The use of solar power in Wearable Technologies products has been a hot topic for many years and, at present, there are a number of great solar-powered products in the marketplace.
These include, for instance, solar bags and backpacks that feature very cleverly integrated solar modules. One such product is the solar-panel studded handbag, a cooperative effort by Forster Rohner, Alexandra Institute and Diffus Design. Even at low daily exposure to sunlight, the bag can produce enough energy (2 Watts) to charge a cell phone. Noon Solar offers a small variety of handbags and satchels with integrated solar panels. Each bag requires about six to eight hours of full sunlight to be fully charged, at which time the bag will provide enough energy to charge mobile devices for a number of days — and nights, too. And even fashion design giant Ralph Lauren is getting in on the solar action. The collection RLX features a solar backpack that can produce up to 3.45 Watts of power, which is enough energy to fully charge an iPhone or an iPod in two to three hours. Further bag models come from the taiwan-based Solarfocus technology co. Ltd, sundload, stromwerk, GOODHOPE BAGS, Eclipse Solar Gear, SOLARC, Solare fashion and last but not least the SolarShopper.
Solar power is also integrated into clothing these days. TexRay’s AIQ Smart Clothing includes a wearable solar panel called SolarMan that can generate power for portable devices. Solar vests are also a highlight in the marketplace, for instance the Solar ScotteVest and one by Chinavision. Gathergy offers a solar-powered jacket for personal thermal comfort. Even the British military has begun to integrate solar cells into its uniforms. The years 2006 and 2007 were all about the design of solar swim wear. Two such designs are a solar swimsuit by Triumph International and Conergy and a solar bikini, designed by Andrew Schneider. Another interesting wearable design idea is the brainchild of designer duo Hyun-Joong Kim and Kwang-Seok Jeong. They’ve come up with a stylish, solar-paneled pair of sunglasses that can charge mobile devices.

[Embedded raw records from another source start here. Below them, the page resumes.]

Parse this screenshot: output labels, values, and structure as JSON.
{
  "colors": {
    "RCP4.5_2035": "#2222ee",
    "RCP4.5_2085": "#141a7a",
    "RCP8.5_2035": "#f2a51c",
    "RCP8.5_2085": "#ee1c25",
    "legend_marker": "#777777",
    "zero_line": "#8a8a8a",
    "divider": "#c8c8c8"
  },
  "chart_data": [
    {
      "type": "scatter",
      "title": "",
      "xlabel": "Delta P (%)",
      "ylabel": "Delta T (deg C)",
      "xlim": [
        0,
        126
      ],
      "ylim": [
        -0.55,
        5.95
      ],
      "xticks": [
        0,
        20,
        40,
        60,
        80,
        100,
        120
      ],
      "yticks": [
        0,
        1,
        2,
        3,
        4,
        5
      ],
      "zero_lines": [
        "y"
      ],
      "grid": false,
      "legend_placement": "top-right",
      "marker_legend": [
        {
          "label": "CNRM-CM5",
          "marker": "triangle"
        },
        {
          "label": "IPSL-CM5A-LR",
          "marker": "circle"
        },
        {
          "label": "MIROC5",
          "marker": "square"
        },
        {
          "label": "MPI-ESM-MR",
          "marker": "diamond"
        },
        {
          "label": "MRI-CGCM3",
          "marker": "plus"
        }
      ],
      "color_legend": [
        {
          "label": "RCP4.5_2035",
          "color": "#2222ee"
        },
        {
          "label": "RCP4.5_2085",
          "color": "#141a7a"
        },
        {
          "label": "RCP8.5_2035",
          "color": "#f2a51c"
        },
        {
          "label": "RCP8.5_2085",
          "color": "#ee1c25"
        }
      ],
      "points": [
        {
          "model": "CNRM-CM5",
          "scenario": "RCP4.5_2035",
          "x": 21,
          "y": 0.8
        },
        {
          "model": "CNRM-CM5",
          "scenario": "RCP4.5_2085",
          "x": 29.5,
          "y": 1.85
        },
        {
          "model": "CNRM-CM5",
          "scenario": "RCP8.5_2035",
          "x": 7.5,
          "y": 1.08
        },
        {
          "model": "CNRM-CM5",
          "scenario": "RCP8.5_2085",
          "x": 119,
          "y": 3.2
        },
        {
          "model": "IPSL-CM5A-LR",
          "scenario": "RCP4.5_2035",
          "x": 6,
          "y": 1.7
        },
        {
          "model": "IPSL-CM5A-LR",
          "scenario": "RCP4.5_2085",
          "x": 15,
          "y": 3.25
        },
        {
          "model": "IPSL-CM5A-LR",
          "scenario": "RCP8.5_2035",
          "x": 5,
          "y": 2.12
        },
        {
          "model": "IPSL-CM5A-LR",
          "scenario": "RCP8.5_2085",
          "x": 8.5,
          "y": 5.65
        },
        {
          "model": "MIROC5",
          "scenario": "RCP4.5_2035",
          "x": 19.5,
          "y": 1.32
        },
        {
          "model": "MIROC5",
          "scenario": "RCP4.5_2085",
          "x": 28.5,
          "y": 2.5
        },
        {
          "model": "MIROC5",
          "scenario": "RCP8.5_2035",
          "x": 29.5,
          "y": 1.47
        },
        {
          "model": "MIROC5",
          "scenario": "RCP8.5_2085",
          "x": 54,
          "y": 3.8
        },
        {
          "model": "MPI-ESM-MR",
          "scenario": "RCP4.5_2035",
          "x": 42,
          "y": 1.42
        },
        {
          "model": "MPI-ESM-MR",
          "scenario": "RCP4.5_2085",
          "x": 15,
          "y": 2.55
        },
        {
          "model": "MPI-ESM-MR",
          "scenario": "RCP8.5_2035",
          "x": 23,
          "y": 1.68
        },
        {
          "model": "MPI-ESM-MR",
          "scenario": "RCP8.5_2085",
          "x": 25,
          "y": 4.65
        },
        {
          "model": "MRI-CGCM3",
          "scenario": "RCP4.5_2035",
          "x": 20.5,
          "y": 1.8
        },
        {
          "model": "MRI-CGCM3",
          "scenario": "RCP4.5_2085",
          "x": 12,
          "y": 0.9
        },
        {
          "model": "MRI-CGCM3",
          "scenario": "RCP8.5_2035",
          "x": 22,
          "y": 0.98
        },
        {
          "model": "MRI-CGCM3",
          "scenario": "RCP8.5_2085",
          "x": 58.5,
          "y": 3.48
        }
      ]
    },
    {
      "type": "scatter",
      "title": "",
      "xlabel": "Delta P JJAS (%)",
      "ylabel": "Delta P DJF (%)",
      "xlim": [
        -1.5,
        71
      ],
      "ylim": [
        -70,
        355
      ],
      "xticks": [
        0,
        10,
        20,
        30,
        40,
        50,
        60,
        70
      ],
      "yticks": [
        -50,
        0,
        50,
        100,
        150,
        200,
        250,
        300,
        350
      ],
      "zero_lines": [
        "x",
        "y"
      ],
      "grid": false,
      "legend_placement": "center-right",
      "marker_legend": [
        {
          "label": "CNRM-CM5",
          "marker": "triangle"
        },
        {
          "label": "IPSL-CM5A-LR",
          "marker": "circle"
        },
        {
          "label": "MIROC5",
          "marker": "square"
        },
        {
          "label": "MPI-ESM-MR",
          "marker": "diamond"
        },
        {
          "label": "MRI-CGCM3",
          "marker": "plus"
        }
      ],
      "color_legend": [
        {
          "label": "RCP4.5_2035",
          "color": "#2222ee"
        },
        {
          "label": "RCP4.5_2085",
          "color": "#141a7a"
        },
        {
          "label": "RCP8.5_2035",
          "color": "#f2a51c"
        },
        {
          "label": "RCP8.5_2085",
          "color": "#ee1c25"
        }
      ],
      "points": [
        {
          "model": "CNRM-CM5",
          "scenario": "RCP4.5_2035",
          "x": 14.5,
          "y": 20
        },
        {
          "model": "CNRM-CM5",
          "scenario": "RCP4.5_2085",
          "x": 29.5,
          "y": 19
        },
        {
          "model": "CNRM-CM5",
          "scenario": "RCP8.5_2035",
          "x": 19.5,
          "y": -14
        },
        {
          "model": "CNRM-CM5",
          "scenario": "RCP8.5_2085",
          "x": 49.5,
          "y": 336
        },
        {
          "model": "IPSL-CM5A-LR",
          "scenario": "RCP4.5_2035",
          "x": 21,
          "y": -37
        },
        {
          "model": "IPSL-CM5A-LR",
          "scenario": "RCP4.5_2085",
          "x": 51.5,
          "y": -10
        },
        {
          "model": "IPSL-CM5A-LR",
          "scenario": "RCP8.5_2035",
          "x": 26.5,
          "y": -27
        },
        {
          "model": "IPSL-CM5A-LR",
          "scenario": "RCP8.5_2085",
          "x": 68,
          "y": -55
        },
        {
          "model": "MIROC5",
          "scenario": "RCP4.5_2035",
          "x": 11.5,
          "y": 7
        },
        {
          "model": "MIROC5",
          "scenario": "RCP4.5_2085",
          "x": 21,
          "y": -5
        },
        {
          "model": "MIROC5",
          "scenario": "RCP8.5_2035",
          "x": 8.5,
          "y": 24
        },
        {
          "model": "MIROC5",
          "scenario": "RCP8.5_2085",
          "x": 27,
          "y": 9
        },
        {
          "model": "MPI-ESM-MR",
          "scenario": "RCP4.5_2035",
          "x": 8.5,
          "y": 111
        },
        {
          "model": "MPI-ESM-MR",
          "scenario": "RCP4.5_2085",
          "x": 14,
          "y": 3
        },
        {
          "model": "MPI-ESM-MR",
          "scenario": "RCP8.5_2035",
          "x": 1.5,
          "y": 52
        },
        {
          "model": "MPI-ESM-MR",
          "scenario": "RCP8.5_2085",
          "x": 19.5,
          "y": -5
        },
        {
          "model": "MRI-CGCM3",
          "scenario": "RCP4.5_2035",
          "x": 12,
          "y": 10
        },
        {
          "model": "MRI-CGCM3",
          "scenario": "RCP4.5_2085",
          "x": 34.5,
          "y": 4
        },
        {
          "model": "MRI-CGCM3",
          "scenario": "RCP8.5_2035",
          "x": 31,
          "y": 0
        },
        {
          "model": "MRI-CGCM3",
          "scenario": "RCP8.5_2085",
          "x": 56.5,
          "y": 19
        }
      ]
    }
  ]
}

These days, there is a huge variety of small, portable solar chargers for mobile devices on the market. Products that can be hooked up to mobile devices include the outdoor chargers by Freeloader and HiNation, fan-type models by KiwiChoice, SOLIO and ambienTech, the portable solar modules by DEVOTEC industries, powertraveller, Forsera and MINIWIZ, the iPhone solar charger modules by A-solar and Oyama, and the solar strap by Suntrica. OFFGRID and Voltaic offer small, solar cell-studded bags, in which small mobile devices and their accessories can be stored.
And then there are the companies that go the extra mile and integrate the solar cells right into the mobile device. Sporting goods manufacturer Puma does just that in its Pumaphone as do Samsung and Umeox.
Over the years, solar modules have advanced dramatically in size and efficiency, there are solar cells on the market that already reach 23% efficiency and it is expected for this trend to continue. Because energy supply is an essential part of Wearable Technologies product development, and because it is optimal when the wearer has as little to bother with as possible, solar energy has become a technology that should be considered as a possible solution. Future developments will be influenced by topics like organic photovoltaic solutions and light harvesting yarns.